Tutto questo è (soprattutto) divertimento buono e innocuo. L’IA generativa sta già stimolando milioni di copywriter, illustratori, sviluppatori di videogiochi e perditempo. Ma la domanda più grande è: può aumentare la produttività nell’economia in generale? Per anni, i tecnologi hanno paragonato gli effetti trasformativi dell’intelligenza artificiale a quelli dei microchip, dell’elettricità e del fuoco. Eppure gli economisti fanno ancora fatica a individuare qualsiasi cambiamento nei dati sulla produttività.

L’uso dell’IA generativa, affermano i suoi evangelisti, trasformerà ora uno sport di minoranza in un gioco di partecipazione di massa. Mira Murati, chief technology officer di OpenAI, ha persino paragonato la diffusione dell’intelligenza artificiale a una forma di globalizzazione digitale: offre a tutti l’accesso a nuove possibilità economiche, aumentando la diversità delle opportunità e aumentando la prosperità. Altri hanno sostenuto che gli aumenti esponenziali della potenza di calcolo negli ultimi decenni, come descritto dalla legge di Moore, stanno passando dall’hardware al software. La creazione di software sta passando dall’era artigianale a quella industriale.

L’intelligenza artificiale può anche essere addestrata per prevedere le prossime righe di codice del computer. Microsoft, che sta investendo 10 miliardi di dollari in OpenAI, afferma che incorporerà l’IA generativa nel suo software, nel cloud computing e nei servizi di ricerca, dando potere ai suoi clienti aziendali. Copilot, rilasciato nel 2021 dalla piattaforma software open source GitHub di Microsoft e OpenAI, consente già agli sviluppatori di completare automaticamente il codice in diversi linguaggi di programmazione.

Date le recensioni di alcuni utenti, potrebbe essere un segno delle cose a venire. Ad esempio, l’informatico Andrej Karpathy, che in precedenza ha lavorato presso Tesla e OpenAI, ha twittato quel copilota aveva “accelerato drasticamente” il suo flusso di lavoro scrivendo l’80% del suo codice con una precisione dell’80%. Il suo ruolo, ha detto, ora era quello di sollecitare e modificare il codice generato dal computer più che scriverlo lui stesso.

Questa incipiente rivoluzione del software è alla base della tesi di investimento di Radical Ventures, un fondo di capitale di rischio con sede a Toronto. Il software si sta sviluppando dall’essere un prodotto statico hard-coded che viene periodicamente spedito in uno che è alimentato da algoritmi di apprendimento AI e in continua evoluzione quasi in tempo reale, mi dice Jordan Jacobs, co-fondatore di Radical. “Ogni bit di software sarà sostituito dal software AI nel prossimo decennio. Ciò avrà un enorme impatto economico”.

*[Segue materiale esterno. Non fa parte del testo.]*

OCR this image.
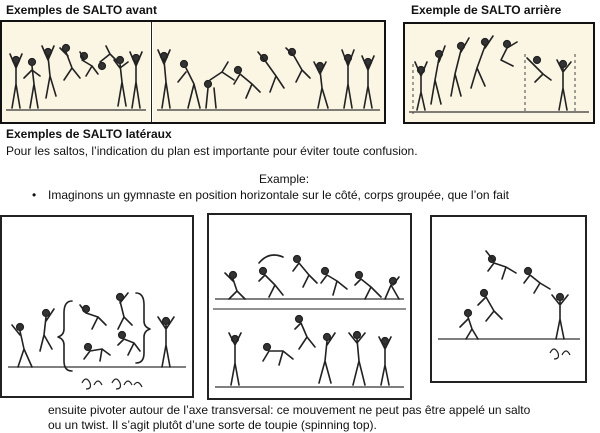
Exemples de SALTO avant	Exemple de SALTO arrière
Exemples de SALTO latéraux
Pour les saltos, l’indication du plan est importante pour éviter toute confusion.
Example:
• Imaginons un gymnaste en position horizontale sur le côté, corps groupée, que l’on fait
ensuite pivoter autour de l’axe transversal: ce mouvement ne peut pas être appelé un salto
ou un twist. Il s’agit plutôt d’une sorte de toupie (spinning top).
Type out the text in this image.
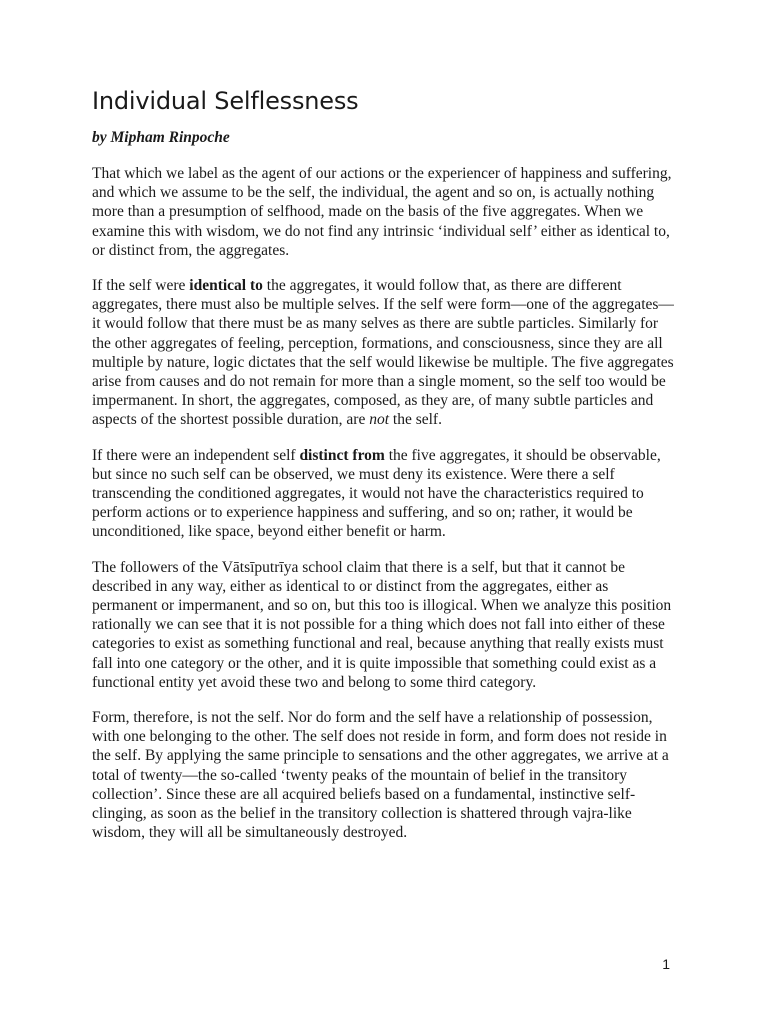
Individual Selflessness
by Mipham Rinpoche

That which we label as the agent of our actions or the experiencer of happiness and suffering, and which we assume to be the self, the individual, the agent and so on, is actually nothing more than a presumption of selfhood, made on the basis of the five aggregates. When we examine this with wisdom, we do not find any intrinsic ‘individual self’ either as identical to, or distinct from, the aggregates.

If the self were identical to the aggregates, it would follow that, as there are different aggregates, there must also be multiple selves. If the self were form—one of the aggregates—it would follow that there must be as many selves as there are subtle particles. Similarly for the other aggregates of feeling, perception, formations, and consciousness, since they are all multiple by nature, logic dictates that the self would likewise be multiple. The five aggregates arise from causes and do not remain for more than a single moment, so the self too would be impermanent. In short, the aggregates, composed, as they are, of many subtle particles and aspects of the shortest possible duration, are not the self.

If there were an independent self distinct from the five aggregates, it should be observable, but since no such self can be observed, we must deny its existence. Were there a self transcending the conditioned aggregates, it would not have the characteristics required to perform actions or to experience happiness and suffering, and so on; rather, it would be unconditioned, like space, beyond either benefit or harm.

The followers of the Vātsīputrīya school claim that there is a self, but that it cannot be described in any way, either as identical to or distinct from the aggregates, either as permanent or impermanent, and so on, but this too is illogical. When we analyze this position rationally we can see that it is not possible for a thing which does not fall into either of these categories to exist as something functional and real, because anything that really exists must fall into one category or the other, and it is quite impossible that something could exist as a functional entity yet avoid these two and belong to some third category.

Form, therefore, is not the self. Nor do form and the self have a relationship of possession, with one belonging to the other. The self does not reside in form, and form does not reside in the self. By applying the same principle to sensations and the other aggregates, we arrive at a total of twenty—the so-called ‘twenty peaks of the mountain of belief in the transitory collection’. Since these are all acquired beliefs based on a fundamental, instinctive self-clinging, as soon as the belief in the transitory collection is shattered through vajra-like wisdom, they will all be simultaneously destroyed.

1
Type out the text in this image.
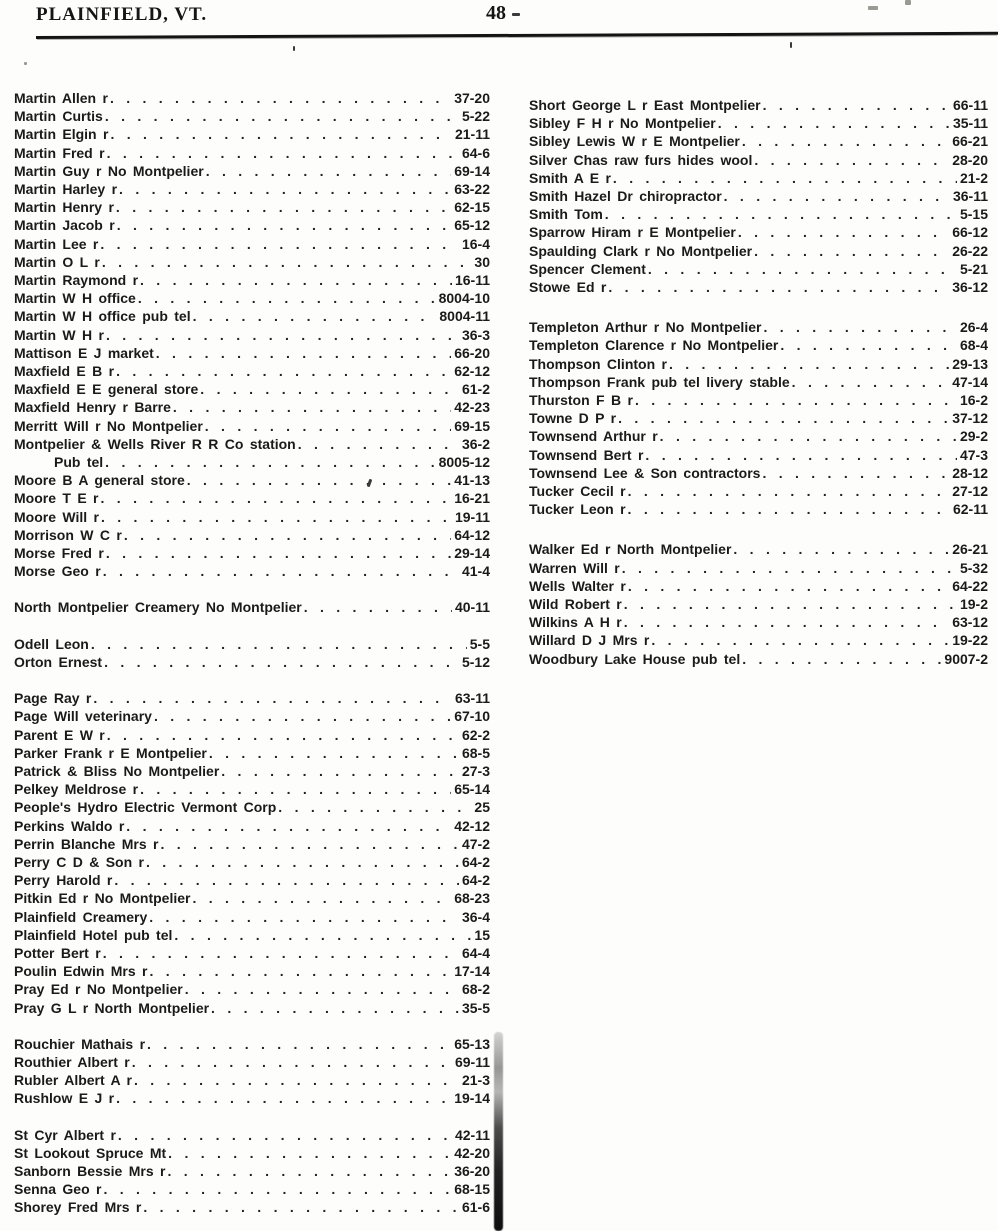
PLAINFIELD, VT.	48
Martin Allen r . . .	37-20
Martin Curtis . . .	5-22
Martin Elgin r . . .	21-11
Martin Fred r . . .	64-6
Martin Guy r No Montpelier . . .	69-14
Martin Harley r . . .	63-22
Martin Henry r . . .	62-15
Martin Jacob r . . .	65-12
Martin Lee r . . .	16-4
Martin O L r . . .	30
Martin Raymond r . . .	16-11
Martin W H office . . .	8004-10
Martin W H office pub tel . . .	8004-11
Martin W H r . . .	36-3
Mattison E J market . . .	66-20
Maxfield E B r . . .	62-12
Maxfield E E general store . . .	61-2
Maxfield Henry r Barre . . .	42-23
Merritt Will r No Montpelier . . .	69-15
Montpelier & Wells River R R Co station . . .	36-2
Pub tel . . .	8005-12
Moore B A general store . . .	41-13
Moore T E r . . .	16-21
Moore Will r . . .	19-11
Morrison W C r . . .	64-12
Morse Fred r . . .	29-14
Morse Geo r . . .	41-4
North Montpelier Creamery No Montpelier . . .	40-11
Odell Leon . . .	5-5
Orton Ernest . . .	5-12
Page Ray r . . .	63-11
Page Will veterinary . . .	67-10
Parent E W r . . .	62-2
Parker Frank r E Montpelier . . .	68-5
Patrick & Bliss No Montpelier . . .	27-3
Pelkey Meldrose r . . .	65-14
People's Hydro Electric Vermont Corp . . .	25
Perkins Waldo r . . .	42-12
Perrin Blanche Mrs r . . .	47-2
Perry C D & Son r . . .	64-2
Perry Harold r . . .	64-2
Pitkin Ed r No Montpelier . . .	68-23
Plainfield Creamery . . .	36-4
Plainfield Hotel pub tel . . .	15
Potter Bert r . . .	64-4
Poulin Edwin Mrs r . . .	17-14
Pray Ed r No Montpelier . . .	68-2
Pray G L r North Montpelier . . .	35-5
Rouchier Mathais r . . .	65-13
Routhier Albert r . . .	69-11
Rubler Albert A r . . .	21-3
Rushlow E J r . . .	19-14
St Cyr Albert r . . .	42-11
St Lookout Spruce Mt . . .	42-20
Sanborn Bessie Mrs r . . .	36-20
Senna Geo r . . .	68-15
Shorey Fred Mrs r . . .	61-6
Short George L r East Montpelier . . .	66-11
Sibley F H r No Montpelier . . .	35-11
Sibley Lewis W r E Montpelier . . .	66-21
Silver Chas raw furs hides wool . . .	28-20
Smith A E r . . .	21-2
Smith Hazel Dr chiropractor . . .	36-11
Smith Tom . . .	5-15
Sparrow Hiram r E Montpelier . . .	66-12
Spaulding Clark r No Montpelier . . .	26-22
Spencer Clement . . .	5-21
Stowe Ed r . . .	36-12
Templeton Arthur r No Montpelier . . .	26-4
Templeton Clarence r No Montpelier . . .	68-4
Thompson Clinton r . . .	29-13
Thompson Frank pub tel livery stable . . .	47-14
Thurston F B r . . .	16-2
Towne D P r . . .	37-12
Townsend Arthur r . . .	29-2
Townsend Bert r . . .	47-3
Townsend Lee & Son contractors . . .	28-12
Tucker Cecil r . . .	27-12
Tucker Leon r . . .	62-11
Walker Ed r North Montpelier . . .	26-21
Warren Will r . . .	5-32
Wells Walter r . . .	64-22
Wild Robert r . . .	19-2
Wilkins A H r . . .	63-12
Willard D J Mrs r . . .	19-22
Woodbury Lake House pub tel . . .	9007-2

Due punti interrogativi aleggiano su questo ottimismo. In primo luogo, non è ancora chiaro se il software in continua evoluzione accelererà l’obsolescenza tecnologica, richiedendo alle aziende di installare nuovo hardware e riqualificare i dipendenti – che alcuni ricercatori accusano di scarsa produttività dopo una svolta tecnologica – o ridurla in modo significativo. In altre parole, l’intelligenza artificiale generativa riuscirà a frenare o ad attenuare l’adozione umana della tecnologia? In secondo luogo, l’IA generativa creerà una nuova forma perniciosa di “debito tecnico” che richiederà ai programmatori umani di rielaborare il software per eliminare i bug scritti dalla macchina?

Come ha scritto un lettore di FT, la natura altamente imperfetta dell’IA generativa rischia di capovolgere il mondo dell’informazione. Oggi presumiamo che la maggior parte dei contenuti digitali sia accurata e utilizziamo i fact checker per identificare e correggere il materiale falso. Nel mondo dell’IA post-generativa, dobbiamo presumere che tutti i contenuti siano potenzialmente imperfetti e impiegare cercatori di verità per verificare le fonti igieniche. Attendo la prima e-mail da una start-up che sostenga che la ricerca della verità è un nuovo fantastico caso d’uso per l’IA generativa.